C'EST UN BERGER J'AI LONGTEMPS AIMÉ

chantée par Mme Edna Jacobs (Lavoy)
chanson de son père, David Lavoy, d'Erie, Michigan, apprise vers 1905
enregistrée par sa fille Dolores Steinman, le 15 février, 1979 à Erie
Coll. Dennis Au no.5
titre commun: Le berger que j'avais tant aimé (II. F-21)
 

C'est un berger j'ai longtemps aimé,
C'est pour vous dire qu'il m'avait [a]bandonnée.
M'avait toujours promis son coeur,
Il m'abandonne, vous voyez mon malheur. } bis

Par un dimanche il est revenue m'y voir,
Bien poliment z-il me souhaite le bonsoir.
Bien poliment s'est approché
Et malgré moi, il a voulu m'embrasser. } bis

Pleurez mes yeux si vous voulez,
Les temps passés, vous les verrez donc plus.
Ah non, ah non, jamais j'oublierai
Ces belles paroles qu'il m'avait z-adressées. } bis

C'est un berger que j'ai longtemps aimé, Brett Jubinville. Le berger montre du doigt la jeune femme qui pleure.
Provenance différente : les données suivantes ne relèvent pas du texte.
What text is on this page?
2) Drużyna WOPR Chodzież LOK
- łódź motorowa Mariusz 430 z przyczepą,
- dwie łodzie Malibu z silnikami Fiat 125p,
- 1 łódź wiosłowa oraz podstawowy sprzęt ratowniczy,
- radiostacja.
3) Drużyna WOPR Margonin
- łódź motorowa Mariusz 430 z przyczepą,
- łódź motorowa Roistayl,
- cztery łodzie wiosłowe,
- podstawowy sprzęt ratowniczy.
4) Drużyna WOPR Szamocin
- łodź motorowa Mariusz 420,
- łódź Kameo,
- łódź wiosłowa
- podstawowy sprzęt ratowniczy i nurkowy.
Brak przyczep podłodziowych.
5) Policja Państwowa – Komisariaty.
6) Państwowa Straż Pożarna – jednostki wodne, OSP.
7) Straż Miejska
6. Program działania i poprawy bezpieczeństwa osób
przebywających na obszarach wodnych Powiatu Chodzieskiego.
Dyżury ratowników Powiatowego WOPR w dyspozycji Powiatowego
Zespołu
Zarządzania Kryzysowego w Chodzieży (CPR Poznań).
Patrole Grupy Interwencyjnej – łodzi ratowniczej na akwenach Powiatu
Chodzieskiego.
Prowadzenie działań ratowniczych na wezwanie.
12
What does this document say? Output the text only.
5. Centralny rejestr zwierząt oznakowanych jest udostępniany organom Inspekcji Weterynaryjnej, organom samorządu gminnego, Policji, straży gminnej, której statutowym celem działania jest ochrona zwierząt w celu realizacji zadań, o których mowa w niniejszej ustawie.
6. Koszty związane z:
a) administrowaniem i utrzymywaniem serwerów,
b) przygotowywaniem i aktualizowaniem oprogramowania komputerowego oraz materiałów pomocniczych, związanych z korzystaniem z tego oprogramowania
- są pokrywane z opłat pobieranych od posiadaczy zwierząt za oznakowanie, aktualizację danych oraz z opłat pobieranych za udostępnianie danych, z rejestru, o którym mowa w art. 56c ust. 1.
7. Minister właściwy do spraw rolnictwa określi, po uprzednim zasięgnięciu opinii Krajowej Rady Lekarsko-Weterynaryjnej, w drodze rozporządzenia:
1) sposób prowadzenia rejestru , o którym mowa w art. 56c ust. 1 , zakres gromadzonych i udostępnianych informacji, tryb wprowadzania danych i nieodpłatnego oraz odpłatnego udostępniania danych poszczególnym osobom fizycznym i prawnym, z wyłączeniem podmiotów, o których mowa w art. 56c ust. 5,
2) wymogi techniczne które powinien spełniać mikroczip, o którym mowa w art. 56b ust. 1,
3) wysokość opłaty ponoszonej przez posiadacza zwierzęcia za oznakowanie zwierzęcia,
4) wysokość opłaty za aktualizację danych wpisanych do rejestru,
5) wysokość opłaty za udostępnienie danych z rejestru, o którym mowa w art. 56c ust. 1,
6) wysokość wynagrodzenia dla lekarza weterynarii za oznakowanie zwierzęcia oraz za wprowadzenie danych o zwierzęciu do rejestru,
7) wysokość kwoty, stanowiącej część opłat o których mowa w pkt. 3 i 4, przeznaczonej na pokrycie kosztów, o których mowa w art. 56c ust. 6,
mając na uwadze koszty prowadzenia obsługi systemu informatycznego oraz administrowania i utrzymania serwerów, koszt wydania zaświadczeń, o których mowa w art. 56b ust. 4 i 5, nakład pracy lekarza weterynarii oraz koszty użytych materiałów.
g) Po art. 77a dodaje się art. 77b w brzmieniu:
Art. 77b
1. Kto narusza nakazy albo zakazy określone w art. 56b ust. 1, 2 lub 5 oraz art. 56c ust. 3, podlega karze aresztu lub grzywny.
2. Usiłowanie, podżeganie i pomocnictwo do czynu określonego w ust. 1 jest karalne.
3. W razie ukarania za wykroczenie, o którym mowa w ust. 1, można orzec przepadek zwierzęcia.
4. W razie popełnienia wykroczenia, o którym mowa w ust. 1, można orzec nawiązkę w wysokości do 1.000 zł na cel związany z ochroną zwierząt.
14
Écoutez la chanson Micro, pour écouter les chansons


Commentaires:

La langue française est à peu près disparue du côté américain du Détroit. Aux années1970, le chercheur américain Dennis M. Au a enregistré quelques personnes âgées dans la région de Monroe, au Michigan, qui pouvaient encore chanter quelques vieilles chansons françaises. Monroe, qui s'appelait autrefois Rivière-aux-Raisins, a été fondé par des francophones de Détroit vers 1780. On y retrouve les mêmes familles que sur le côté canadien de la rivière ; en fait, les francophones des deux bords du Détroit partageaient une même culture jusqu'au milieu du 20e siècle. Cette chanson est chantée par Mme Edna Jacobs, née LaVoy. Elle l'avait apprise de son père, David LaVoy, d'Érie, Michigan, petit village presqu'à la frontière de l'Ohio.